Ici, le banian, arbre sacré entre tous, arbre éternel – et il semble blen l’être – se nomme waringin, et en haut balinais, bingin. Eternel car ses branches prennent racine et repartent en tronc. Eternel et infini. Un roi toujours couvert d’offrandes, le bingin des villes et le bingin des champs.

Celui que j’ai choisi se dresse au centre du Timbrah, village Bali Aga, ou Bali tua, « vieux balinais » au sens historique du terme, ces communautés étant restées en dehors de l’influence indo-javanaise. Leur religion reste très fortement imprégnée d’animisme et leur style de vie maintient coûte que coûte nombre d’archaïsmes. Elles forment une sorte d’aristocratie fière d'elle-même  et refusent les quatre castes hindouistes.

Au premier rang, plusieurs prêtres pemangku et quatre danseuses de rejang. Le waringin est habillé d’un long tissu dit poleng, à carreaux noirs et blancs, comme une protection, une carapace, un tablier, ce même tissu porté par le service d’ordre lors de la crémation évoquée l’autre jour. Il habille aussi les statues des démons gardiens.

Les temples accueillent volontiers ceux que l’on nomme aussi « beringin », comme au Pura Kehen de Bangli. Celui-là porte en son sein un balé (pavillon), c’est dire son emprise. A l’ouest de l’île, le plus visité et le plus photographié forme un pont au-dessus de la route, à l’image de certains géants américains.

 

Le plus proche de la maison a poussé près du premier virage. Certains se distinguent par une assise impressionante. Ne dit-on pas que le tronc du plus grands de banyan, en Inde, mesure 131 m ? Celui-ci, impérial, part en flèche vers le ciel. Les macaques ne dédaignent pas sa chevelure et ses ramifications infinies qui tombent en pluie au sol.

Miguel Covarrubias, qui publia en 1937 son livre devenu culte, Island of Bali, lui consacra plusieurs paragraphes. A juste titre car le waringin s’impose au cœur de nombre de villages sur la place principale, comme c’est ici le cas. Sous son ombre protectrice, les fidèles s’asseyent et prient, comme jadis le Bouddha qui connut l’illumination sous son feuillage. Et Covarrubias, dans une envolée lyrique, de d’enthousiasmer pour les waringin sauvages qui parsèment Bali comme autant de symboles de l’immortalité de l’île.

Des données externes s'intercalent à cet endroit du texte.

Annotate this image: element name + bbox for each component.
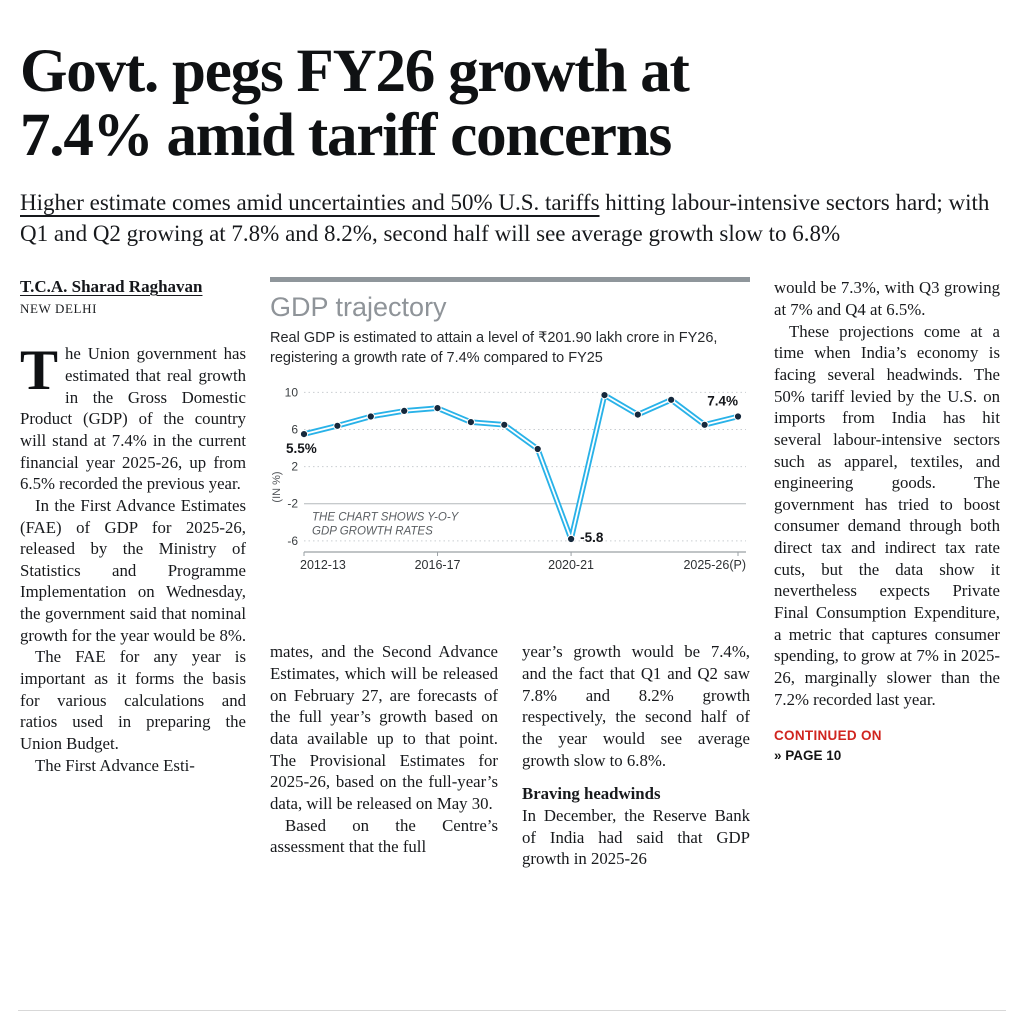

Rien de plus beau que d’assister dans sous la voute d’un de ces souverains s à une de ces cérémonies, à une danse de legong, d’écouter un orchestre de gamelan, ou tout simplement de découvrir un marché certain matin. Ou de
Village de Timbrah, jour d'odalan, date inconnue. © Claude Hudelot Village de Timbrah, jour d'odalan, date inconnue. © Claude Hudelot
méditer entre deux d’entre eux qui me sont particulièrement chers, dressés qu’ils sont comme un couple à jamais uni, au-dessus des rizières, face au Gunung Agung.

Un jour peut-être, par amour, dresserai-je une carte des waringin de Bali.